Here's a console scrape of booting the second node:

~ $ ssh db2
Welcome to Ubuntu 12.04.2 LTS (GNU/Linux 3.2.0-51-generic x86_64)

...

0 packages can be updated.
0 updates are security updates.

Last login: Sat Aug 17 18:17:18 2013 from 192.168.0.102
russ@db-2:~$ sudo bash
root@db-2:~# ps -ef | grep [m]ongo
root@db-2:~# service mongodb restart
stop: Unknown instance:
mongodb start/running, process 1309
root@db-2:~# service mongodb status
mongodb stop/waiting
root@db-2:~# mongod --config /etc/mongodb.conf
about to fork child process, waiting until server is ready for connections.
forked process: 1320
all output going to: /var/log/mongodb/mongodb.log
child process started successfully, parent exiting

Of course, even getting them up by hand, I get:

root@db-3:~# ps -ef | grep [m]ongod
root  1353  1  0 Aug17 ?  00:15:17 mongod --config /etc/mongodb.conf
root@db-3:~# service mongodb status
mongodb stop/waiting

Solution

I have found the symptom, though I have no idea where the disease came from.

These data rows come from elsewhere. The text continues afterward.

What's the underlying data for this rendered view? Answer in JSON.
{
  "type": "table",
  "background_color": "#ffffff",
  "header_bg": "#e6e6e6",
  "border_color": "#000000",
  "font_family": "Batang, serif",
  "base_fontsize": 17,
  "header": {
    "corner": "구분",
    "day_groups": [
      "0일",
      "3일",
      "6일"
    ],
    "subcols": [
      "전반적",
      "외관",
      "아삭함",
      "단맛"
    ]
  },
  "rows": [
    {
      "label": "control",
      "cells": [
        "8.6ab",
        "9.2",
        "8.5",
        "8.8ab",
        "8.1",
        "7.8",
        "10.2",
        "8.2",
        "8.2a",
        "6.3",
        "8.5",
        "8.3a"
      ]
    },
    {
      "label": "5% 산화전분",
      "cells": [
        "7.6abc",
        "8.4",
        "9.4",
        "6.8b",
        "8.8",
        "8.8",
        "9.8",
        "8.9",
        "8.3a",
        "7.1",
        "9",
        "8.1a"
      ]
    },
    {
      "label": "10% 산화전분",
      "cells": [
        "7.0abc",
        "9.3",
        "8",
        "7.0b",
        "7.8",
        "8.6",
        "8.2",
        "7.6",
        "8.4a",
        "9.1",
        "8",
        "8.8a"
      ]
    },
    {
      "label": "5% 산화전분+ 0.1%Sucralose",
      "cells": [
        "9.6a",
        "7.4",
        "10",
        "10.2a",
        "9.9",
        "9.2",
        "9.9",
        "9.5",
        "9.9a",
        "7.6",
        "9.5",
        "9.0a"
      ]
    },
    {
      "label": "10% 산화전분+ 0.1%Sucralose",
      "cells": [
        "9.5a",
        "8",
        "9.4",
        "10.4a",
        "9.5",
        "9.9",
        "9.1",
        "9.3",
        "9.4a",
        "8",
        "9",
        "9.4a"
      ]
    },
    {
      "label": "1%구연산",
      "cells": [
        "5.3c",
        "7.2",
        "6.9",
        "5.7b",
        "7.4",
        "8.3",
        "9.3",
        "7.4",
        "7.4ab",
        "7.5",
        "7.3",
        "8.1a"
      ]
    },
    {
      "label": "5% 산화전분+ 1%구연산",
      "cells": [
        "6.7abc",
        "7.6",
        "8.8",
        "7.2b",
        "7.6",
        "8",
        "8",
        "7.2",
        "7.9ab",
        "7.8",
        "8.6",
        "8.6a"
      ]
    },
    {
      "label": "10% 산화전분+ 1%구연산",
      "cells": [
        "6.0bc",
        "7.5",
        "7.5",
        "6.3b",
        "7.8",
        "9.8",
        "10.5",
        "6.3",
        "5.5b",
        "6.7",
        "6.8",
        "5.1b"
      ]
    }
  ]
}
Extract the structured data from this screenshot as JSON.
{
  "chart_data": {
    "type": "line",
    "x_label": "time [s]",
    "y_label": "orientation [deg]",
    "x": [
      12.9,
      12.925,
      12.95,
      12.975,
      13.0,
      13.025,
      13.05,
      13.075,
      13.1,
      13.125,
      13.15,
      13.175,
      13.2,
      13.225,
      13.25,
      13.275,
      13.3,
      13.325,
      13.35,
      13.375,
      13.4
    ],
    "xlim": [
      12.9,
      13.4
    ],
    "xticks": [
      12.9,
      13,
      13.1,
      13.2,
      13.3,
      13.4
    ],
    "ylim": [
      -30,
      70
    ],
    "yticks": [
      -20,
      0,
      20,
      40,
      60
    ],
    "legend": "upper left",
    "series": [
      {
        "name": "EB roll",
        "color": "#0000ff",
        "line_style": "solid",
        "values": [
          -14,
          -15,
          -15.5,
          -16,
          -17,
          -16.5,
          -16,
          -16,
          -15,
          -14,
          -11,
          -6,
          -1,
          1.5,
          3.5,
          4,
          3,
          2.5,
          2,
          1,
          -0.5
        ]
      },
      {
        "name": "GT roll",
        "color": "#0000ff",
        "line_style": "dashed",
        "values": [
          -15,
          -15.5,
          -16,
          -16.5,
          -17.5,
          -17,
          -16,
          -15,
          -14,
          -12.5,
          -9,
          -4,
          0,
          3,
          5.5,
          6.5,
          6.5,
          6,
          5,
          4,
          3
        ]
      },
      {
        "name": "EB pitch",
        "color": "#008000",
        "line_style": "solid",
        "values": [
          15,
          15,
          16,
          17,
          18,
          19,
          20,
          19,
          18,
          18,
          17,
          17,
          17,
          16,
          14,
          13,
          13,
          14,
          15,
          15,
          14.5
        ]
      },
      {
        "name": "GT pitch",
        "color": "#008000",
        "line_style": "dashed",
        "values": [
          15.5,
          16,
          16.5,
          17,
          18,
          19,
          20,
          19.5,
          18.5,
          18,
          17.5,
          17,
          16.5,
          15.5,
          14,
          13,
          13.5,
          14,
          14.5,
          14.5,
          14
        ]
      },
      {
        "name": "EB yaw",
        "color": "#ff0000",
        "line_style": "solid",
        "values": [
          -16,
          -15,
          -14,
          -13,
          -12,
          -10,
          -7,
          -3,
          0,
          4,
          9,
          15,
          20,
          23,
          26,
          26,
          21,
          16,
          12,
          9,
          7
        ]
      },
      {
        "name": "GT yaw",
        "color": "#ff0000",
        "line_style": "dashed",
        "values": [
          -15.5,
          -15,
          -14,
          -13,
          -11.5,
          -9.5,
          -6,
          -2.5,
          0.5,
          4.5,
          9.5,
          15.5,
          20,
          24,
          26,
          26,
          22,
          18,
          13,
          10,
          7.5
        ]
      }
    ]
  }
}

Poring through the log as I attempted to start the service (don't know why this isn't a problem when I start mongod by hand) I see:

Wed Aug 21 10:22:50.408 [initandlisten] MongoDB starting : pid=2898 port=37017 dbpath=/var/lib/mongodb 64-bit host=db-1
Wed Aug 21 10:22:50.409 [initandlisten] db version v2.4.6
Wed Aug 21 10:22:50.409 [initandlisten] git version: b9925db5eac369d77a3a5f5d98a145eaaacd9673
Wed Aug 21 10:22:50.409 [initandlisten] build info: Linux ip-10-2-29-40 2.6.21.7-2.ec2.v1.2.fc8xen #1 SMP Fri Nov 20 17:48:28 \
         EST 2009 x86_64 BOOST_LIB_VERSION=1_49
Wed Aug 21 10:22:50.409 [initandlisten] allocator: tcmalloc
Wed Aug 21 10:22:50.409 [initandlisten] options: { config: "/etc/mongodb.conf", dbpath: "/var/lib/mongodb", fork: "true", \
         logappend: "true", logpath: "/var/log/mongodb/mongodb.log", port: 37017, replSet: "cloudmgr-replicas" }
Wed Aug 21 10:22:50.418 [initandlisten] journal dir=/var/lib/mongodb/journal
Wed Aug 21 10:22:50.418 [initandlisten] recover begin
Wed Aug 21 10:22:50.418 [initandlisten] info no lsn file in journal/ directory
Wed Aug 21 10:22:50.418 [initandlisten] recover lsn: 0
Wed Aug 21 10:22:50.418 [initandlisten] recover /var/lib/mongodb/journal/j._0
Wed Aug 21 10:22:50.418 [initandlisten] couldn't open /var/lib/mongodb/journal/j._0 errno:13 Permission denied
Wed Aug 21 10:22:50.418 [initandlisten] Assertion: 13544:recover error couldn't open /var/lib/mongodb/journal/j._0
0xdddd81 0xd9f55b 0xd9fa9c 0x931ef1 0x932182 0x932aac 0x932d12 0x91df9f 0x6d6cbc 0x6d74ed 0x6ddfd0 0x6dfc29 0x7f4a97e7976d 0x6cf999

And, sure enough, I see:

root@db-1:/var/lib/mongodb/journal# ll
total 3145748
drwxr-xr-x 2 mongodb mongodb       4096 Aug 21 09:11 ./
drwxr-xr-x 3 mongodb mongodb       4096 Aug 21 10:22 ../
-rw------- 1 root    root    1073741824 Aug 21 09:11 j._0
-rw------- 1 mongodb mongodb 1073741824 Feb  2  2013 prealloc.1
-rw------- 1 mongodb mongodb 1073741824 Feb  2  2013 prealloc.2

On nodes db2 and db3, the file that wasn't properly owned was named prealloc.0.

I'm not sure why the upgrade caused this permissions change to occur, or if it's because of me launching it by hand as root, but of course re-owning the file to mongodb, removing the lock file (in the subdirectory above) and relaunching via upstart fixes the problem, though I had to cycle through my 3 servers and fix permissions one more time to get the problem completely cleared up.